Source:  International Finance Corporation Good Practice Note: Addressing Child Labor in the Workplace and Supply Chain, 2002.

Example In Action

Motorola Solutions: “Solutions for Hope” Project

For over a decade, the trade in minerals has fueled armed conflict and human rights abuses in the eastern Democratic Republic of the Congo (DRC).  Tantalum, a mineral mined in this area, is used to manufacture electronic capacitors for consumer electronic products such as mobile phones and computers.  In 2011, Motorola Solutions launched the Solutions for Hope Project, a pilot initiative to source conflict-free tantalum from the DRC to be used in the company’s products.  This project works with key suppliers to create a closed-pipe supply line, with all actors from the mine to the end user identified in advance.  The project helps Motorola Solutions demonstrate compliance with the Dodd-Frank Wall Street Reform and Consumer Protection Act and its implementing regulations, which require U.S. companies to disclose the use of certain minerals in their products, including tantalum.

Learn more about the Solutions for Hope Project.
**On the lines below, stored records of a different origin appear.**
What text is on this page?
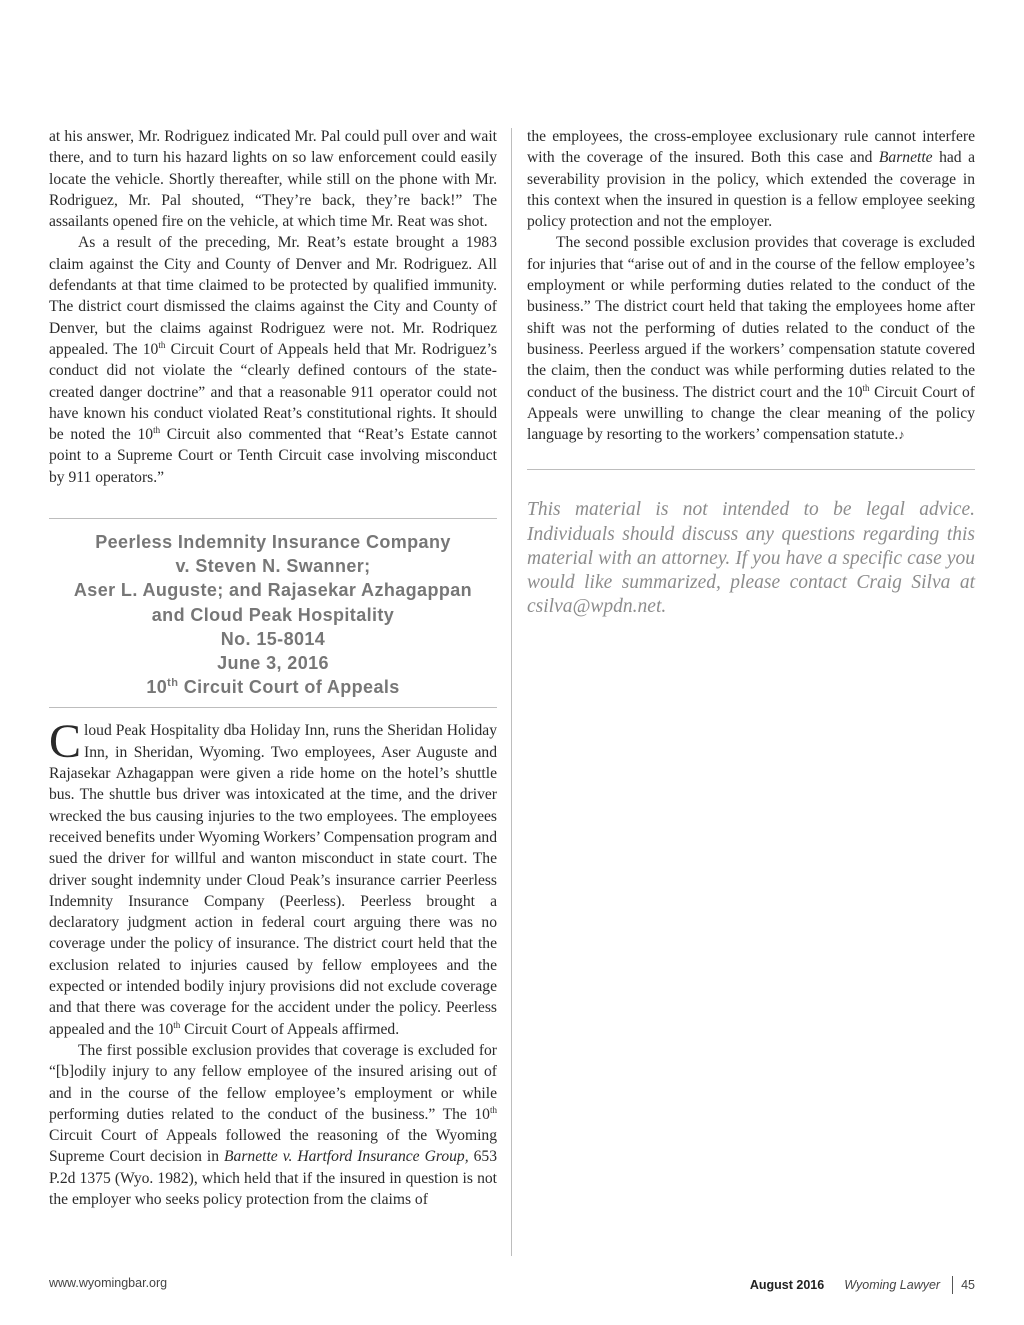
at his answer, Mr. Rodriguez indicated Mr. Pal could pull over and wait there, and to turn his hazard lights on so law enforcement could easily locate the vehicle. Shortly thereafter, while still on the phone with Mr. Rodriguez, Mr. Pal shouted, “They’re back, they’re back!” The assailants opened fire on the vehicle, at which time Mr. Reat was shot.

As a result of the preceding, Mr. Reat’s estate brought a 1983 claim against the City and County of Denver and Mr. Rodriguez. All defendants at that time claimed to be protected by qualified immunity. The district court dismissed the claims against the City and County of Denver, but the claims against Rodriguez were not. Mr. Rodriquez appealed. The 10th Circuit Court of Appeals held that Mr. Rodriguez’s conduct did not violate the “clearly defined contours of the state-created danger doctrine” and that a reasonable 911 operator could not have known his conduct violated Reat’s constitutional rights. It should be noted the 10th Circuit also commented that “Reat’s Estate cannot point to a Supreme Court or Tenth Circuit case involving misconduct by 911 operators.”

Peerless Indemnity Insurance Company
v. Steven N. Swanner;
Aser L. Auguste; and Rajasekar Azhagappan
and Cloud Peak Hospitality
No. 15-8014
June 3, 2016
10th Circuit Court of Appeals

Cloud Peak Hospitality dba Holiday Inn, runs the Sheridan Holiday Inn, in Sheridan, Wyoming. Two employees, Aser Auguste and Rajasekar Azhagappan were given a ride home on the hotel’s shuttle bus. The shuttle bus driver was intoxicated at the time, and the driver wrecked the bus causing injuries to the two employees. The employees received benefits under Wyoming Workers’ Compensation program and sued the driver for willful and wanton misconduct in state court. The driver sought indemnity under Cloud Peak’s insurance carrier Peerless Indemnity Insurance Company (Peerless). Peerless brought a declaratory judgment action in federal court arguing there was no coverage under the policy of insurance. The district court held that the exclusion related to injuries caused by fellow employees and the expected or intended bodily injury provisions did not exclude coverage and that there was coverage for the accident under the policy. Peerless appealed and the 10th Circuit Court of Appeals affirmed.

The first possible exclusion provides that coverage is excluded for “[b]odily injury to any fellow employee of the insured arising out of and in the course of the fellow employee’s employment or while performing duties related to the conduct of the business.” The 10th Circuit Court of Appeals followed the reasoning of the Wyoming Supreme Court decision in Barnette v. Hartford Insurance Group, 653 P.2d 1375 (Wyo. 1982), which held that if the insured in question is not the employer who seeks policy protection from the claims of

the employees, the cross-employee exclusionary rule cannot interfere with the coverage of the insured. Both this case and Barnette had a severability provision in the policy, which extended the coverage in this context when the insured in question is a fellow employee seeking policy protection and not the employer.

The second possible exclusion provides that coverage is excluded for injuries that “arise out of and in the course of the fellow employee’s employment or while performing duties related to the conduct of the business.” The district court held that taking the employees home after shift was not the performing of duties related to the conduct of the business. Peerless argued if the workers’ compensation statute covered the claim, then the conduct was while performing duties related to the conduct of the business. The district court and the 10th Circuit Court of Appeals were unwilling to change the clear meaning of the policy language by resorting to the workers’ compensation statute.♪

This material is not intended to be legal advice. Individuals should discuss any questions regarding this material with an attorney. If you have a specific case you would like summarized, please contact Craig Silva at csilva@wpdn.net.

www.wyomingbar.org	August 2016 Wyoming Lawyer 45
In general, your responses to risk and impact assessment information should center around the impact on workers.  In the early days of social compliance, companies that identified egregious labor abuses or serious risks in their supply chains tended to terminate sourcing immediately from the suppliers in question.  Such actions sent a strong message to suppliers about compliance, but also had devastating consequences for workers.  There is a growing trend in social compliance toward capacity-building and development of long-term relationships as a way to improve compliance, rather than immediate termination because of the negative effects on workers.  Capacity-building and relationship-building usually entail some company investment in training and support for suppliers.  However, many companies are adopting a model of upfront investment in building capacity of vendors, agents and suppliers, and then holding them responsible for social compliance performance—a model that can prove cost-effective over the long run.  These and other training and communication issues are discussed in Step 4, Communicate and Train Across Your Supply Chains.

When you invest in a risk and impact assessment and uncover risks and mitigate them, do not forget to communicate about these efforts.  Stakeholders who contributed to the risk and impact assessment deserve a “feedback loop” on how their information was used.  If you took action on information that came from an existing complaint process or mechanism, you should report on your actions.  Information on your risk and impact assessment and mitigation also belongs in your company’s public reports.

Finally, risk and impact assessment activities should be ongoing, and you should update mapping information regularly in your information system.  Social compliance risks change over time as the environment evolves and your company’s operations change.